Minggu, 08 Agustus 2010

Islam Memandang Transplantasi Organ & Jaringan...

1. Pengertian Transplantasi

Transplantasi berasal dari kata to transplant yang berarti to move from one place to another,
bergerak dari satu tempat ke tempat lain. Pengertian transplantasi menurut para ahli Ilmu
kedokteran adalah pembedahan jaringan atau organ dari satu tempat ke tempat lain. Transplantasi
terbagi dua, transplantasi jaringan seperti pencangkokan kornea mata dan transplantasi organ
seperti pencangkokan ginjal, jantung dan sebagainya.

2. Pembagian Transplantasi
Dilihat dari segi hubungan genetik antara donor dan resipien, ada tiga jenis transplantasi, yaitu:
1. Auto-transplantasi, donor dan resipien merupakan satu individu, diambilkan dari bagian
badannya sendiri.
2. Homo-transplantasi, donor dan resipiennya individu yang sama jenisnya, manusia dengan
manusia, donor masih hidup atau sudah mati.
3. Hetero-transplantasi, donor dan resipiennya dua individu yang berlainan jenis, seperti
donornya dari hewan dan resipiennya manusia.
Dilihat dari tingkat keberhasilannya, pada auto-transplantasi hampir selalu tidak pernah
mendatangkan reaksi penolakan, sehingga jaringan atau organ yang ditransplantasikan hampir
selalu dapat dipertahankan oleh resipien dalam jangka waktu yang cukup lama.
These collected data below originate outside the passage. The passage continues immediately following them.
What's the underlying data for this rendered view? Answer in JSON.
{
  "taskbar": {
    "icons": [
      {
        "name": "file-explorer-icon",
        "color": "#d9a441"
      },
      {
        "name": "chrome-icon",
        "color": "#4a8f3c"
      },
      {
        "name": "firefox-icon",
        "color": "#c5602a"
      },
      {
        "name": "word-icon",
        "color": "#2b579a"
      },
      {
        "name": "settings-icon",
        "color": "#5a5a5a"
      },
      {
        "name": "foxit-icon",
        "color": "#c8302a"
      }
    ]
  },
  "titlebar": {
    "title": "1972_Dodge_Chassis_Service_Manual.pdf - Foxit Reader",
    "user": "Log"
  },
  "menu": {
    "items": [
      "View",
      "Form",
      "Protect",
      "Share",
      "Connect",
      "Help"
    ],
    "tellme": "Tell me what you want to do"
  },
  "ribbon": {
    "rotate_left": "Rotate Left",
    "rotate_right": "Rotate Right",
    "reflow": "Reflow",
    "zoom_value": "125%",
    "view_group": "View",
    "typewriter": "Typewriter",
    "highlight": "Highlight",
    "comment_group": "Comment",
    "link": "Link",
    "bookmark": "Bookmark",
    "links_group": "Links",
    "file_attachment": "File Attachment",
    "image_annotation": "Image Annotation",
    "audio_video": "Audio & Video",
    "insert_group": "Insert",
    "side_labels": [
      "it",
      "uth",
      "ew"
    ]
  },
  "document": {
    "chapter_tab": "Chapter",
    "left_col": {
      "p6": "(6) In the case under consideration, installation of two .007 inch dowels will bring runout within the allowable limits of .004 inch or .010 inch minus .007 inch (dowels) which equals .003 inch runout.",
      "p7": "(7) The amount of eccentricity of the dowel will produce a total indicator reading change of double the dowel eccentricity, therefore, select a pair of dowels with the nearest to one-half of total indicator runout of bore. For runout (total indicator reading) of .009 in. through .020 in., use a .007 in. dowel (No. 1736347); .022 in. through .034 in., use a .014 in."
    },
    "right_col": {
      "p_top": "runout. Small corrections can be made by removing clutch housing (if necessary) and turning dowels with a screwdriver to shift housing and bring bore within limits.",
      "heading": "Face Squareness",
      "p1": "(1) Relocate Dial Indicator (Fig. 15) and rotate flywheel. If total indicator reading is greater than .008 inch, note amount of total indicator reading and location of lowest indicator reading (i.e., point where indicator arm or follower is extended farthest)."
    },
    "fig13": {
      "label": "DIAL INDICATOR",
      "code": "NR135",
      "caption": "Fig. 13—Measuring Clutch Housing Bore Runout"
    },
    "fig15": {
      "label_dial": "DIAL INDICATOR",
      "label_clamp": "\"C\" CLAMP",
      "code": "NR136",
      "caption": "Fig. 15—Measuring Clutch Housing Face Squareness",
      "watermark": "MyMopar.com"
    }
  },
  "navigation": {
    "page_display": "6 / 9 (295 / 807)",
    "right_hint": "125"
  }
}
Pada
homo-transplantasi akan terjadi tiga kemungkinan:
1. Apabila resipien dan donor adalah saudara kembar yang berasal dari satu telur, maka
transplantasi hampir selalu tidak menyebabkan reaksi penolakan. Pada golongan ini hasil
transplantasinya serupa dengan hasil transplantasi pada auto-transplantasi.
2. Apabila resipien dan donor adalah saudara kandung atau salah satunya adalah orangtua,
maka reaksi penolakan pada golongan ini lebih besar daripada golongan pertama, tetapi masih
lebih kecil dari golongan ketiga.
3. Apabila resipien dan donor adalah dua orang yang tidak ada hubungan saudara, maka
kemungkinan besar transplantasi selalu menyebabkan reaksi penolakan.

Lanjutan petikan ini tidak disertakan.